With the talent that all Russian men have for critical decision making, Vladimir quickly put out of his mind his two daughters, the two illegitmate sons, his wife and the kid on the way. He was then able to focus on the real issue: that he had a miserable apartment, most of which was taken up with a bed without a woman in it. The next day he divorced his estranged wife properly and moved in beside Galina.
It was then that the phone calls started. Vladimir’s ex started calling Galina every day. Slut, whore, bitch. Three bastard kids. Three bastard men. Slut, whore, bitch. Spit, spit, spit. The calm order of Galina’s home exploded. The children got fours instead of fives for their homework. Respite only came when it was time to leave for Moscow and to parade the Kamaz contender in Red Square, a final flagwaver before the rally proper. Fired up and feted, the team moved on to Paris. Galina accompanied them as the official interpreter.
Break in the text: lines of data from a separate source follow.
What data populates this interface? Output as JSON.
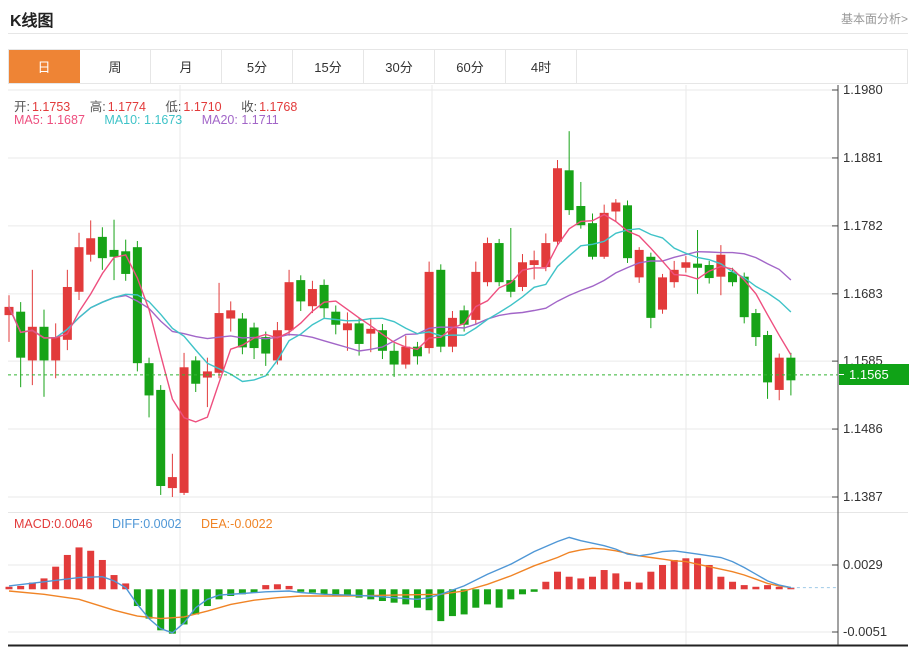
{
  "header": {
    "title": "K线图",
    "link": "基本面分析>"
  },
  "tabs": [
    {
      "label": "日",
      "name": "day",
      "active": true
    },
    {
      "label": "周",
      "name": "week",
      "active": false
    },
    {
      "label": "月",
      "name": "month",
      "active": false
    },
    {
      "label": "5分",
      "name": "5min",
      "active": false
    },
    {
      "label": "15分",
      "name": "15min",
      "active": false
    },
    {
      "label": "30分",
      "name": "30min",
      "active": false
    },
    {
      "label": "60分",
      "name": "60min",
      "active": false
    },
    {
      "label": "4时",
      "name": "4hour",
      "active": false
    }
  ],
  "indicator_bar": {
    "open_label": "开:",
    "open": "1.1753",
    "high_label": "高:",
    "high": "1.1774",
    "low_label": "低:",
    "low": "1.1710",
    "close_label": "收:",
    "close": "1.1768",
    "ma5_label": "MA5:",
    "ma5": "1.1687",
    "ma10_label": "MA10:",
    "ma10": "1.1673",
    "ma20_label": "MA20:",
    "ma20": "1.1711"
  },
  "macd_bar": {
    "macd_label": "MACD:",
    "macd": "0.0046",
    "diff_label": "DIFF:",
    "diff": "0.0002",
    "dea_label": "DEA:",
    "dea": "-0.0022"
  },
  "price_badge": "1.1565",
  "colors": {
    "accent_orange": "#ee8435",
    "up_red": "#e23b3b",
    "down_green": "#17a317",
    "ma5_pink": "#ee4f7f",
    "ma10_cyan": "#3fc3c8",
    "ma20_purple": "#a266c8",
    "diff_blue": "#4f97d6",
    "dea_orange": "#f08426",
    "badge_green": "#10a317",
    "price_line_green": "#33b433",
    "diff_dash_blue": "#9ecae8",
    "grid": "#eaeaea",
    "axis": "#444444",
    "text_dark": "#333333",
    "text_muted": "#999999",
    "border": "#e6e6e6"
  },
  "chart_data": {
    "type": "candlestick+macd",
    "main": {
      "y_ticks": [
        1.198,
        1.1881,
        1.1782,
        1.1683,
        1.1585,
        1.1486,
        1.1387
      ],
      "current_price": 1.1565,
      "ma_windows": [
        5,
        10,
        20
      ],
      "candles": [
        [
          1.1652,
          1.1681,
          1.1613,
          1.1664
        ],
        [
          1.1657,
          1.1671,
          1.1547,
          1.159
        ],
        [
          1.1586,
          1.1718,
          1.155,
          1.1635
        ],
        [
          1.1635,
          1.166,
          1.1533,
          1.1586
        ],
        [
          1.1586,
          1.164,
          1.156,
          1.162
        ],
        [
          1.1616,
          1.1718,
          1.1601,
          1.1693
        ],
        [
          1.1686,
          1.1772,
          1.1674,
          1.1751
        ],
        [
          1.174,
          1.179,
          1.173,
          1.1764
        ],
        [
          1.1766,
          1.178,
          1.1718,
          1.1735
        ],
        [
          1.1747,
          1.1791,
          1.1703,
          1.1737
        ],
        [
          1.1745,
          1.1762,
          1.1702,
          1.1712
        ],
        [
          1.1751,
          1.176,
          1.157,
          1.1582
        ],
        [
          1.1582,
          1.159,
          1.1503,
          1.1535
        ],
        [
          1.1543,
          1.155,
          1.139,
          1.1403
        ],
        [
          1.14,
          1.145,
          1.1387,
          1.1416
        ],
        [
          1.1393,
          1.1597,
          1.139,
          1.1576
        ],
        [
          1.1586,
          1.1592,
          1.154,
          1.1552
        ],
        [
          1.1561,
          1.159,
          1.1518,
          1.157
        ],
        [
          1.1568,
          1.1699,
          1.156,
          1.1655
        ],
        [
          1.1647,
          1.1672,
          1.1628,
          1.1659
        ],
        [
          1.1647,
          1.1655,
          1.1595,
          1.1605
        ],
        [
          1.1634,
          1.1641,
          1.1588,
          1.1604
        ],
        [
          1.162,
          1.1628,
          1.1578,
          1.1596
        ],
        [
          1.1586,
          1.1642,
          1.158,
          1.163
        ],
        [
          1.163,
          1.1718,
          1.1622,
          1.17
        ],
        [
          1.1703,
          1.171,
          1.1658,
          1.1672
        ],
        [
          1.1665,
          1.1702,
          1.1655,
          1.169
        ],
        [
          1.1696,
          1.1704,
          1.1648,
          1.1662
        ],
        [
          1.1657,
          1.1666,
          1.1624,
          1.1638
        ],
        [
          1.163,
          1.1656,
          1.16,
          1.164
        ],
        [
          1.164,
          1.1648,
          1.1593,
          1.161
        ],
        [
          1.1625,
          1.1646,
          1.1598,
          1.1632
        ],
        [
          1.163,
          1.1639,
          1.1588,
          1.16
        ],
        [
          1.16,
          1.1611,
          1.1562,
          1.158
        ],
        [
          1.158,
          1.1622,
          1.1574,
          1.1606
        ],
        [
          1.1606,
          1.1613,
          1.158,
          1.1592
        ],
        [
          1.1604,
          1.173,
          1.1596,
          1.1715
        ],
        [
          1.1718,
          1.1726,
          1.1598,
          1.1606
        ],
        [
          1.1606,
          1.1658,
          1.1598,
          1.1648
        ],
        [
          1.1659,
          1.1666,
          1.1628,
          1.1638
        ],
        [
          1.1645,
          1.173,
          1.1638,
          1.1715
        ],
        [
          1.17,
          1.1765,
          1.1694,
          1.1757
        ],
        [
          1.1757,
          1.1763,
          1.1694,
          1.17
        ],
        [
          1.1703,
          1.1779,
          1.1678,
          1.1686
        ],
        [
          1.1693,
          1.1741,
          1.1687,
          1.1729
        ],
        [
          1.1725,
          1.1746,
          1.1704,
          1.1732
        ],
        [
          1.1722,
          1.1771,
          1.1716,
          1.1757
        ],
        [
          1.1759,
          1.1878,
          1.1753,
          1.1866
        ],
        [
          1.1863,
          1.192,
          1.1798,
          1.1805
        ],
        [
          1.1811,
          1.1846,
          1.1778,
          1.1783
        ],
        [
          1.1786,
          1.18,
          1.1733,
          1.1737
        ],
        [
          1.1737,
          1.1813,
          1.1734,
          1.1801
        ],
        [
          1.1803,
          1.1821,
          1.1789,
          1.1816
        ],
        [
          1.1812,
          1.1819,
          1.1728,
          1.1735
        ],
        [
          1.1707,
          1.1751,
          1.1699,
          1.1747
        ],
        [
          1.1737,
          1.1743,
          1.1633,
          1.1648
        ],
        [
          1.166,
          1.1712,
          1.1654,
          1.1707
        ],
        [
          1.17,
          1.1731,
          1.1692,
          1.1718
        ],
        [
          1.1721,
          1.1738,
          1.1714,
          1.1729
        ],
        [
          1.1727,
          1.1776,
          1.1683,
          1.1721
        ],
        [
          1.1725,
          1.1731,
          1.1698,
          1.1706
        ],
        [
          1.1708,
          1.1754,
          1.1681,
          1.174
        ],
        [
          1.1715,
          1.1721,
          1.1694,
          1.17
        ],
        [
          1.1708,
          1.1714,
          1.164,
          1.1649
        ],
        [
          1.1655,
          1.1661,
          1.1607,
          1.162
        ],
        [
          1.1623,
          1.1629,
          1.153,
          1.1554
        ],
        [
          1.1543,
          1.1596,
          1.1528,
          1.159
        ],
        [
          1.159,
          1.1597,
          1.1535,
          1.1557
        ]
      ]
    },
    "macd": {
      "y_ticks": [
        0.0029,
        -0.0051
      ],
      "histogram": [
        0.0003,
        0.0004,
        0.0008,
        0.0013,
        0.0027,
        0.0041,
        0.005,
        0.0046,
        0.0035,
        0.0017,
        0.0007,
        -0.002,
        -0.0035,
        -0.0049,
        -0.0053,
        -0.0042,
        -0.003,
        -0.002,
        -0.0012,
        -0.0008,
        -0.0006,
        -0.0004,
        0.0005,
        0.0006,
        0.0004,
        -0.0003,
        -0.0004,
        -0.0006,
        -0.0008,
        -0.0008,
        -0.001,
        -0.0012,
        -0.0014,
        -0.0016,
        -0.0018,
        -0.0022,
        -0.0025,
        -0.0038,
        -0.0032,
        -0.003,
        -0.0022,
        -0.0018,
        -0.0022,
        -0.0012,
        -0.0006,
        -0.0003,
        0.0009,
        0.0021,
        0.0015,
        0.0013,
        0.0015,
        0.0023,
        0.0019,
        0.0009,
        0.0008,
        0.0021,
        0.0029,
        0.0035,
        0.0037,
        0.0037,
        0.0029,
        0.0015,
        0.0009,
        0.0005,
        0.0003,
        0.0005,
        0.0003,
        0.0002
      ],
      "diff_line": [
        [
          0,
          0.0004
        ],
        [
          3,
          0.0009
        ],
        [
          6,
          0.0014
        ],
        [
          8,
          0.0015
        ],
        [
          9,
          0.001
        ],
        [
          10,
          0.0002
        ],
        [
          11,
          -0.0018
        ],
        [
          12,
          -0.0035
        ],
        [
          13,
          -0.0047
        ],
        [
          14,
          -0.0052
        ],
        [
          15,
          -0.004
        ],
        [
          16,
          -0.0022
        ],
        [
          17,
          -0.0012
        ],
        [
          18,
          -0.0007
        ],
        [
          20,
          -0.0005
        ],
        [
          22,
          -0.0003
        ],
        [
          24,
          -0.0002
        ],
        [
          25,
          -0.0004
        ],
        [
          27,
          -0.0006
        ],
        [
          29,
          -0.0007
        ],
        [
          31,
          -0.0008
        ],
        [
          33,
          -0.001
        ],
        [
          35,
          -0.0012
        ],
        [
          36,
          -0.001
        ],
        [
          37,
          -0.0006
        ],
        [
          39,
          0.0004
        ],
        [
          41,
          0.0018
        ],
        [
          43,
          0.003
        ],
        [
          45,
          0.0045
        ],
        [
          47,
          0.0057
        ],
        [
          48,
          0.0062
        ],
        [
          49,
          0.0058
        ],
        [
          50,
          0.0055
        ],
        [
          51,
          0.0052
        ],
        [
          52,
          0.0048
        ],
        [
          53,
          0.0042
        ],
        [
          54,
          0.004
        ],
        [
          55,
          0.0042
        ],
        [
          56,
          0.0045
        ],
        [
          57,
          0.0046
        ],
        [
          58,
          0.0044
        ],
        [
          59,
          0.0042
        ],
        [
          60,
          0.004
        ],
        [
          61,
          0.0038
        ],
        [
          62,
          0.0033
        ],
        [
          63,
          0.0026
        ],
        [
          64,
          0.0018
        ],
        [
          65,
          0.001
        ],
        [
          66,
          0.0005
        ],
        [
          67,
          0.0002
        ]
      ],
      "dea_line": [
        [
          0,
          -0.0002
        ],
        [
          3,
          -0.0006
        ],
        [
          6,
          -0.0012
        ],
        [
          9,
          -0.0025
        ],
        [
          11,
          -0.0032
        ],
        [
          13,
          -0.0035
        ],
        [
          15,
          -0.0033
        ],
        [
          17,
          -0.0026
        ],
        [
          19,
          -0.0018
        ],
        [
          21,
          -0.0013
        ],
        [
          23,
          -0.001
        ],
        [
          25,
          -0.0008
        ],
        [
          29,
          -0.0008
        ],
        [
          33,
          -0.0007
        ],
        [
          37,
          -0.0006
        ],
        [
          39,
          -0.0002
        ],
        [
          41,
          0.0006
        ],
        [
          43,
          0.0016
        ],
        [
          45,
          0.0028
        ],
        [
          47,
          0.0038
        ],
        [
          48,
          0.0044
        ],
        [
          49,
          0.0047
        ],
        [
          50,
          0.0049
        ],
        [
          51,
          0.0048
        ],
        [
          52,
          0.0046
        ],
        [
          53,
          0.0043
        ],
        [
          54,
          0.004
        ],
        [
          55,
          0.0038
        ],
        [
          56,
          0.0036
        ],
        [
          57,
          0.0034
        ],
        [
          58,
          0.0033
        ],
        [
          59,
          0.003
        ],
        [
          60,
          0.0027
        ],
        [
          61,
          0.0024
        ],
        [
          62,
          0.0021
        ],
        [
          63,
          0.0017
        ],
        [
          64,
          0.0012
        ],
        [
          65,
          0.0007
        ],
        [
          66,
          0.0004
        ],
        [
          67,
          0.0002
        ]
      ]
    }
  }
}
When Kamaz won the truck class on the Paris Dakar, there were no street parties in Chelny. The closest Vladimir got to a heroes welcome was from the police. Returning home, he was able to drive the truck over the speed limit without getting a fine. This, he said, was the highest accolade, ‘because you have no idea how much Russian police like money.’ But it was really said to cover up his feeling of disappointment, deepened by the fact that all the prize money was pocketed by the Kamaz directors. By now he had remembered about supporting two daughters, two illegitimate sons, a new wife and a kid on the way.
The real reception in Chelny, however, was waiting at Galina’s apartment. Vladimir’s ex-wife had paid it a visit. The furniture had been trashed and the curtains shredded. The walls and windows spewed paint. The words Slut, Whore and Bitch were repeated as regularly as a wallpaper pattern. Only a few pieces of jagged glass were left in the framed picture of the world-beating truck, presented to Vladimir by Kamaz management before they set out.
These days, in the street in Chelny, some people may point out Vladimir Marchenkov to you. But still it’s never to say, ‘hey, that’s one of the guys who won the Paris Dakar’. They point him out as the stupid sod with the crazy wife who lives with that whore Nikolaevna. Someone should really put vitriol on her tits.